Labor markets, too, have been quietly deteriorating in step with this contraction. The U.S. unemployment rate reached its cycle low in April 2023, only to begin rising by May. Job openings, a key indicator of labor demand, have trended lower, while job growth has decelerated across the board. Most importantly, hiring has been almost non-existent. Wage growth, once touted as evidence of economic resilience, has steadily slowed in real terms, tracking the broader deceleration in economic activity. There just is no meaningful demand for workers. 

Unemployment Rate - Source FRED
In Europe, the situation is even more pronounced. Germany, once the engine of the Eurozone economy, has seen industrial production contract for months on end, with PMI surveys deeply entrenched in contractionary territory. The supposed post-pandemic economic recovery was never a recovery at all, it was an unsustainable rebound driven by supply chain distortions, fiscal stimulus, and a misallocation of capital into speculative ventures that could not be sustained in a normalized monetary environment.

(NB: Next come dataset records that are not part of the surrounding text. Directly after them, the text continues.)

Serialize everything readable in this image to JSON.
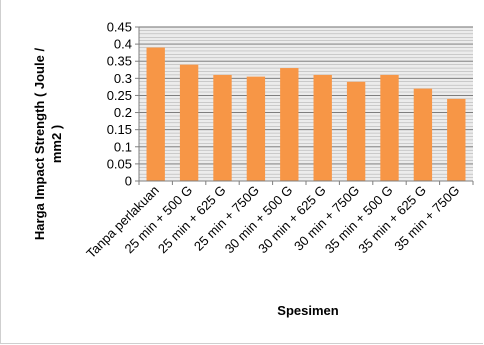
{
  "chart_data": {
    "type": "bar",
    "title": "",
    "xlabel": "Spesimen",
    "ylabel_lines": [
      "Harga Impact Strength ( Joule /",
      "mm2 )"
    ],
    "categories": [
      "Tanpa perlakuan",
      "25 min + 500 G",
      "25 min + 625 G",
      "25 min + 750G",
      "30 min + 500 G",
      "30 min + 625 G",
      "30 min + 750G",
      "35 min + 500 G",
      "35 min + 625 G",
      "35 min + 750G"
    ],
    "values": [
      0.39,
      0.34,
      0.31,
      0.305,
      0.33,
      0.31,
      0.29,
      0.31,
      0.27,
      0.24
    ],
    "ylim": [
      0,
      0.45
    ],
    "yticks": [
      "0",
      "0.05",
      "0.1",
      "0.15",
      "0.2",
      "0.25",
      "0.3",
      "0.35",
      "0.4",
      "0.45"
    ],
    "grid": true,
    "legend": "none",
    "bar_color": "#f79646",
    "grid_color": "#7f7f7f",
    "plot_background": "#ececec"
  }
}
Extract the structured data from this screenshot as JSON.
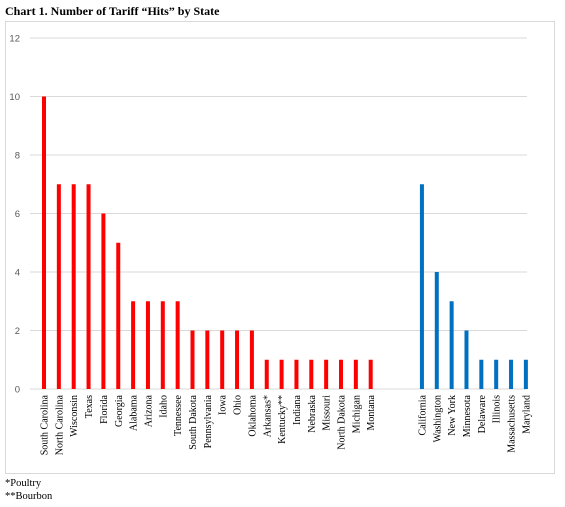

The Federal Reserve’s handling of the crisis was, in retrospect, a textbook case of winning the battle but losing the war. They successfully prevented a full-scale banking meltdown, but at the cost of further entrenching a system-wide retreat from risk-taking. A shallow and pyrrhic victory. The consequence has been a slow but inexorable tightening of financial conditions, despite the Fed’s insistence that the crisis had been contained. This is precisely why bond yields began falling long before rate cuts were even discussed, markets understood that the damage had already been done.

The critical moment came not just with SVB’s failure but in its immediate aftermath. Banks did not resume lending; instead, they sought safety, while market expectations shifted toward economic stagnation. The yield curve has remained deeply inverted, signaling a long and grinding slowdown ahead. Even as the Fed kept rates high through 2023, the market increasingly ignored them. By the time Powell & Co. acknowledged the need for rate cuts in early 2024, it was already too late, the trajectory had been set. The fed, yet again history shows, does not control interest rates. 

This is the deeper reality: the banking crisis of March 2023 wasn’t a contained event. It was part of an unmistakable confirmation that the economy was not on stable footing, that the very distortions, i.e. policy responses, of the pandemic era had left behind a structurally weak financial system addicted to even more cheap and artificial credit, and that the transition back to normalcy was going to be anything but smooth. This being said, the aftermath, or inevitable rebalancing, is still unfolding, whether policymakers choose to acknowledge it or not.

Where does this leave us now, under Trump’s return to office? The structural weaknesses that SVB and Credit Suisse exposed have not been addressed. Further, Trump will not be an answer or a panacea. Instead, the political and economic narrative has shifted toward trade wars, tariffs, and further towards economic nationalism. While the administration pushes aggressive trade measures, 25% tariffs on Canadian and Mexican imports, 10% on Chinese goods, the deeper issue remains unresolved. These protectionist policies, justified under the guise of border security and national sovereignty, are layered on top of an already deteriorating economic environment. They are not the cause of the decline but will undoubtedly accelerate it. The last thing an economy struggling with weak credit expansion and rising financial stress needs is an added layer of trade distortions that will only further increase unemployment and weaken global demand.

So while the Fed and policymakers still scramble to present a picture of stability, the reality is that the crisis never ended. It's merely rolling itself out slowly; until it ends suddenly. Alas, however, inevitable does not imply imminence. 

SVB and Credit Suisse were symptoms of a much deeper, ongoing process, one that is still playing out across financial markets, labor markets, and global trade today. The reckoning that was delayed is still coming. The only question left is when.